AN EXAMPLE OF COLLABORATION BETWEEN A MATHEMATICIAN AND AN ARTIST, THE ARTIST WORK FRANCISCO RUIZ AND NURIA JUNCOSA
1 STUDENTS WORK Before we display the items produced by the artist starting
from the work of students (see the first previous part of this paper),
we show in figure 1 an example of a work from the first group of students,
made by hand, in black and white, and using just paper, scissors and photocopier.
Figure 5
shows three examples from the second group of students, where a computer has
been used, and additive and multiplicative structures can
be identified.
I am a visual artist, a painter and a cinematographer. I use to make movies and I paint pictures using oil to make my works, but I never worked within the world of abstractions before this experience in contact with mathematics. After discovering a new dimension in art, through computers, I started using Flash to make animated art movies to place them on internet. I was very interested in experimenting new shapes and colours by means of computer, and I thought that I could use numerical patterns for this purpose. But I am an artist and not a mathematician. I wondered if I could find a system to obtain such patterns in order to use them to achieve new shapes. Fortunately I exchange several emails with Francisco Ruiz,
and he explained to me how to generate some patterns, using mathematical
concepts. A few months after I met him in Granada and I had the opportunity
to talk to him personally about using mathematical elements to create visual
art. Then, I learnt what congruence is and that it is a good source of
producing patterns.
In this way I was more interested in knowing about mathematic structures, and I learnt to replace traditional symbols of numbers with several kind of geometrical objects. I produced many kind of interactive and non-interactive movies using Flash program, and I also have used multiplicative and additive structures, with different modules, different colours and shapes to obtain nice results. Discovering geometrical transformations helped me in my tasks, and in this way I played with rotations, translations, mirror symmetries, and even plane tessellations. Sound was another ingredient in my work, and I introduced
it in my movies following some mathematic criteria.

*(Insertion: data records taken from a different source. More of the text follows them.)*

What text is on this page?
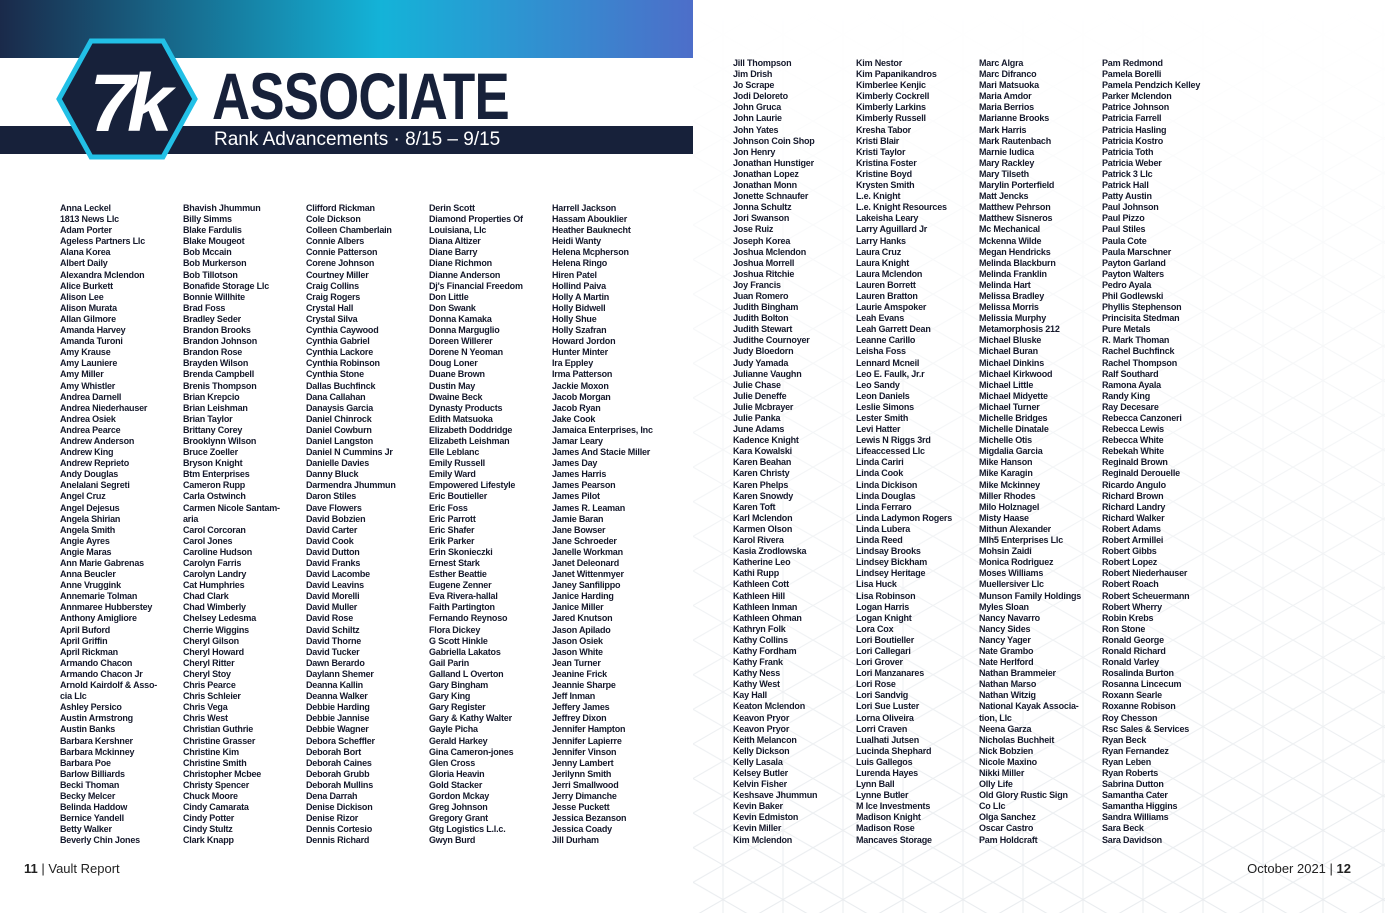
7k ASSOCIATE
Rank Advancements · 8/15 – 9/15
Anna Leckel
1813 News Llc
Adam Porter
Ageless Partners Llc
Alana Korea
Albert Daily
Alexandra Mclendon
Alice Burkett
Alison Lee
Alison Murata
Allan Gilmore
Amanda Harvey
Amanda Turoni
Amy Krause
Amy Launiere
Amy Miller
Amy Whistler
Andrea Darnell
Andrea Niederhauser
Andrea Osiek
Andrea Pearce
Andrew Anderson
Andrew King
Andrew Reprieto
Andy Douglas
Anelalani Segreti
Angel Cruz
Angel Dejesus
Angela Shirian
Angela Smith
Angie Ayres
Angie Maras
Ann Marie Gabrenas
Anna Beucler
Anne Vruggink
Annemarie Tolman
Annmaree Hubberstey
Anthony Amigliore
April Buford
April Griffin
April Rickman
Armando Chacon
Armando Chacon Jr
Arnold Kairdolf & Asso-
cia Llc
Ashley Persico
Austin Armstrong
Austin Banks
Barbara Kershner
Barbara Mckinney
Barbara Poe
Barlow Billiards
Becki Thoman
Becky Melcer
Belinda Haddow
Bernice Yandell
Betty Walker
Beverly Chin Jones
Bhavish Jhummun
Billy Simms
Blake Fardulis
Blake Mougeot
Bob Mccain
Bob Murkerson
Bob Tillotson
Bonafide Storage Llc
Bonnie Willhite
Brad Foss
Bradley Seder
Brandon Brooks
Brandon Johnson
Brandon Rose
Brayden Wilson
Brenda Campbell
Brenis Thompson
Brian Krepcio
Brian Leishman
Brian Taylor
Brittany Corey
Brooklynn Wilson
Bruce Zoeller
Bryson Knight
Btm Enterprises
Cameron Rupp
Carla Ostwinch
Carmen Nicole Santam-
aria
Carol Corcoran
Carol Jones
Caroline Hudson
Carolyn Farris
Carolyn Landry
Cat Humphries
Chad Clark
Chad Wimberly
Chelsey Ledesma
Cherrie Wiggins
Cheryl Gilson
Cheryl Howard
Cheryl Ritter
Cheryl Stoy
Chris Pearce
Chris Schleier
Chris Vega
Chris West
Christian Guthrie
Christine Grasser
Christine Kim
Christine Smith
Christopher Mcbee
Christy Spencer
Chuck Moore
Cindy Camarata
Cindy Potter
Cindy Stultz
Clark Knapp
Clifford Rickman
Cole Dickson
Colleen Chamberlain
Connie Albers
Connie Patterson
Corene Johnson
Courtney Miller
Craig Collins
Craig Rogers
Crystal Hall
Crystal Silva
Cynthia Caywood
Cynthia Gabriel
Cynthia Lackore
Cynthia Robinson
Cynthia Stone
Dallas Buchfinck
Dana Callahan
Danaysis Garcia
Daniel Chinrock
Daniel Cowburn
Daniel Langston
Daniel N Cummins Jr
Danielle Davies
Danny Bluck
Darmendra Jhummun
Daron Stiles
Dave Flowers
David Bobzien
David Carter
David Cook
David Dutton
David Franks
David Lacombe
David Leavins
David Morelli
David Muller
David Rose
David Schiltz
David Thorne
David Tucker
Dawn Berardo
Daylann Shemer
Deanna Kallin
Deanna Walker
Debbie Harding
Debbie Jannise
Debbie Wagner
Debora Scheffler
Deborah Bort
Deborah Caines
Deborah Grubb
Deborah Mullins
Dena Darrah
Denise Dickison
Denise Rizor
Dennis Cortesio
Dennis Richard
Derin Scott
Diamond Properties Of
Louisiana, Llc
Diana Altizer
Diane Barry
Diane Richmon
Dianne Anderson
Dj's Financial Freedom
Don Little
Don Swank
Donna Kamaka
Donna Marguglio
Doreen Willerer
Dorene N Yeoman
Doug Loner
Duane Brown
Dustin May
Dwaine Beck
Dynasty Products
Edith Matsuoka
Elizabeth Doddridge
Elizabeth Leishman
Elle Leblanc
Emily Russell
Emily Ward
Empowered Lifestyle
Eric Boutieller
Eric Foss
Eric Parrott
Eric Shafer
Erik Parker
Erin Skonieczki
Ernest Stark
Esther Beattie
Eugene Zenner
Eva Rivera-hallal
Faith Partington
Fernando Reynoso
Flora Dickey
G Scott Hinkle
Gabriella Lakatos
Gail Parin
Galland L Overton
Gary Bingham
Gary King
Gary Register
Gary & Kathy Walter
Gayle Picha
Gerald Harkey
Gina Cameron-jones
Glen Cross
Gloria Heavin
Gold Stacker
Gordon Mckay
Greg Johnson
Gregory Grant
Gtg Logistics L.l.c.
Gwyn Burd
Harrell Jackson
Hassam Abouklier
Heather Bauknecht
Heidi Wanty
Helena Mcpherson
Helena Ringo
Hiren Patel
Hollind Paiva
Holly A Martin
Holly Bidwell
Holly Shue
Holly Szafran
Howard Jordon
Hunter Minter
Ira Eppley
Irma Patterson
Jackie Moxon
Jacob Morgan
Jacob Ryan
Jake Cook
Jamaica Enterprises, Inc
Jamar Leary
James And Stacie Miller
James Day
James Harris
James Pearson
James Pilot
James R. Leaman
Jamie Baran
Jane Bowser
Jane Schroeder
Janelle Workman
Janet Deleonard
Janet Wittenmyer
Janey Sanfilippo
Janice Harding
Janice Miller
Jared Knutson
Jason Apilado
Jason Osiek
Jason White
Jean Turner
Jeanine Frick
Jeannie Sharpe
Jeff Inman
Jeffery James
Jeffrey Dixon
Jennifer Hampton
Jennifer Lapierre
Jennifer Vinson
Jenny Lambert
Jerilynn Smith
Jerri Smallwood
Jerry Dimanche
Jesse Puckett
Jessica Bezanson
Jessica Coady
Jill Durham
Jill Thompson
Jim Drish
Jo Scrape
Jodi Deloreto
John Gruca
John Laurie
John Yates
Johnson Coin Shop
Jon Henry
Jonathan Hunstiger
Jonathan Lopez
Jonathan Monn
Jonette Schnaufer
Jonna Schultz
Jori Swanson
Jose Ruiz
Joseph Korea
Joshua Mclendon
Joshua Morrell
Joshua Ritchie
Joy Francis
Juan Romero
Judith Bingham
Judith Bolton
Judith Stewart
Judithe Cournoyer
Judy Bloedorn
Judy Yamada
Julianne Vaughn
Julie Chase
Julie Deneffe
Julie Mcbrayer
Julie Panka
June Adams
Kadence Knight
Kara Kowalski
Karen Beahan
Karen Christy
Karen Phelps
Karen Snowdy
Karen Toft
Karl Mclendon
Karmen Olson
Karol Rivera
Kasia Zrodlowska
Katherine Leo
Kathi Rupp
Kathleen Cott
Kathleen Hill
Kathleen Inman
Kathleen Ohman
Kathryn Folk
Kathy Collins
Kathy Fordham
Kathy Frank
Kathy Ness
Kathy West
Kay Hall
Keaton Mclendon
Keavon Pryor
Keavon Pryor
Keith Melancon
Kelly Dickson
Kelly Lasala
Kelsey Butler
Kelvin Fisher
Keshsave Jhummun
Kevin Baker
Kevin Edmiston
Kevin Miller
Kim Mclendon
Kim Nestor
Kim Papanikandros
Kimberlee Kenjic
Kimberly Cockrell
Kimberly Larkins
Kimberly Russell
Kresha Tabor
Kristi Blair
Kristi Taylor
Kristina Foster
Kristine Boyd
Krysten Smith
L.e. Knight
L.e. Knight Resources
Lakeisha Leary
Larry Aguillard Jr
Larry Hanks
Laura Cruz
Laura Knight
Laura Mclendon
Lauren Borrett
Lauren Bratton
Laurie Amspoker
Leah Evans
Leah Garrett Dean
Leanne Carillo
Leisha Foss
Lennard Mcneil
Leo E. Faulk, Jr.r
Leo Sandy
Leon Daniels
Leslie Simons
Lester Smith
Levi Hatter
Lewis N Riggs 3rd
Lifeaccessed Llc
Linda Cariri
Linda Cook
Linda Dickison
Linda Douglas
Linda Ferraro
Linda Ladymon Rogers
Linda Lubera
Linda Reed
Lindsay Brooks
Lindsey Bickham
Lindsey Heritage
Lisa Huck
Lisa Robinson
Logan Harris
Logan Knight
Lora Cox
Lori Boutieller
Lori Callegari
Lori Grover
Lori Manzanares
Lori Rose
Lori Sandvig
Lori Sue Luster
Lorna Oliveira
Lorri Craven
Lualhati Jutsen
Lucinda Shephard
Luis Gallegos
Lurenda Hayes
Lynn Ball
Lynne Butler
M Ice Investments
Madison Knight
Madison Rose
Mancaves Storage
Marc Algra
Marc Difranco
Mari Matsuoka
Maria Amdor
Maria Berrios
Marianne Brooks
Mark Harris
Mark Rautenbach
Marnie Iudica
Mary Rackley
Mary Tilseth
Marylin Porterfield
Matt Jencks
Matthew Pehrson
Matthew Sisneros
Mc Mechanical
Mckenna Wilde
Megan Hendricks
Melinda Blackburn
Melinda Franklin
Melinda Hart
Melissa Bradley
Melissa Morris
Melissia Murphy
Metamorphosis 212
Michael Bluske
Michael Buran
Michael Dinkins
Michael Kirkwood
Michael Little
Michael Midyette
Michael Turner
Michelle Bridges
Michelle Dinatale
Michelle Otis
Migdalia Garcia
Mike Hanson
Mike Karagin
Mike Mckinney
Miller Rhodes
Milo Holznagel
Misty Haase
Mithun Alexander
Mlh5 Enterprises Llc
Mohsin Zaidi
Monica Rodriguez
Moses Williams
Muellersiver Llc
Munson Family Holdings
Myles Sloan
Nancy Navarro
Nancy Sides
Nancy Yager
Nate Grambo
Nate Herlford
Nathan Brammeier
Nathan Marso
Nathan Witzig
National Kayak Associa-
tion, Llc
Neena Garza
Nicholas Buchheit
Nick Bobzien
Nicole Maxino
Nikki Miller
Olly Life
Old Glory Rustic Sign
Co Llc
Olga Sanchez
Oscar Castro
Pam Holdcraft
Pam Redmond
Pamela Borelli
Pamela Pendzich Kelley
Parker Mclendon
Patrice Johnson
Patricia Farrell
Patricia Hasling
Patricia Kostro
Patricia Toth
Patricia Weber
Patrick 3 Llc
Patrick Hall
Patty Austin
Paul Johnson
Paul Pizzo
Paul Stiles
Paula Cote
Paula Marschner
Payton Garland
Payton Walters
Pedro Ayala
Phil Godlewski
Phyllis Stephenson
Princisita Stedman
Pure Metals
R. Mark Thoman
Rachel Buchfinck
Rachel Thompson
Ralf Southard
Ramona Ayala
Randy King
Ray Decesare
Rebecca Canzoneri
Rebecca Lewis
Rebecca White
Rebekah White
Reginald Brown
Reginald Derouelle
Ricardo Angulo
Richard Brown
Richard Landry
Richard Walker
Robert Adams
Robert Armillei
Robert Gibbs
Robert Lopez
Robert Niederhauser
Robert Roach
Robert Scheuermann
Robert Wherry
Robin Krebs
Ron Stone
Ronald George
Ronald Richard
Ronald Varley
Rosalinda Burton
Rosanna Lincecum
Roxann Searle
Roxanne Robison
Roy Chesson
Rsc Sales & Services
Ryan Beck
Ryan Fernandez
Ryan Leben
Ryan Roberts
Sabrina Dutton
Samantha Cater
Samantha Higgins
Sandra Williams
Sara Beck
Sara Davidson
11 | Vault Report	October 2021 | 12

I made not only virtual works but I also painted some canvas with oil, using the same rectilinear and algebraic structures, but with organic forms instead of geometrical ones, obtaining surprising results like beautiful landscapes and conceptual abstractions. In this section I show some of my works made with the
help of different mathematical elements. They are static pictures taken
from my movies.
3 CONCLUSIONS In this work (written in two parts) we show a sort of
evolution of the same idea of using the mathematic concept of group in
order to generate artistic designs. In a first step students could take
a contact with those basic algebraic elements by utilizing paper, scissors,
photocopier. Then the same experience revealed how students can improve
their products getting much more motivated to make connections between
Mathematics and Art by means of computers. Finally we have the point of
view of an artist, not linked to the world of teaching Mathematics. She
found a useful tool: to use such numerical patterns and congruence in order
to incorporate them in her work.
REFERENCES Ruiz, F. and Rico, L. (2001) Visualization of numerical patterns by means of congruence relation, In: Intersections of Art and Science: Fifth Interdisciplinary Symmetry Congress and Exhibition of the International Society for the Interdisciplinary Study of Symmetry (ISIS-Symmetry), Sydney, Australia. Ruiz, F. and Peñas, M. (2002) Artistic designs by means of algebraic structures, In: Matomium 2002, [Special issue], Symmetry: Art and Science, The Quarterly of the International Society for the Interdisciplinary Study of Symmetry (ISIS-Symmetry), Vol. 2, Nos. 1-4, 231-250.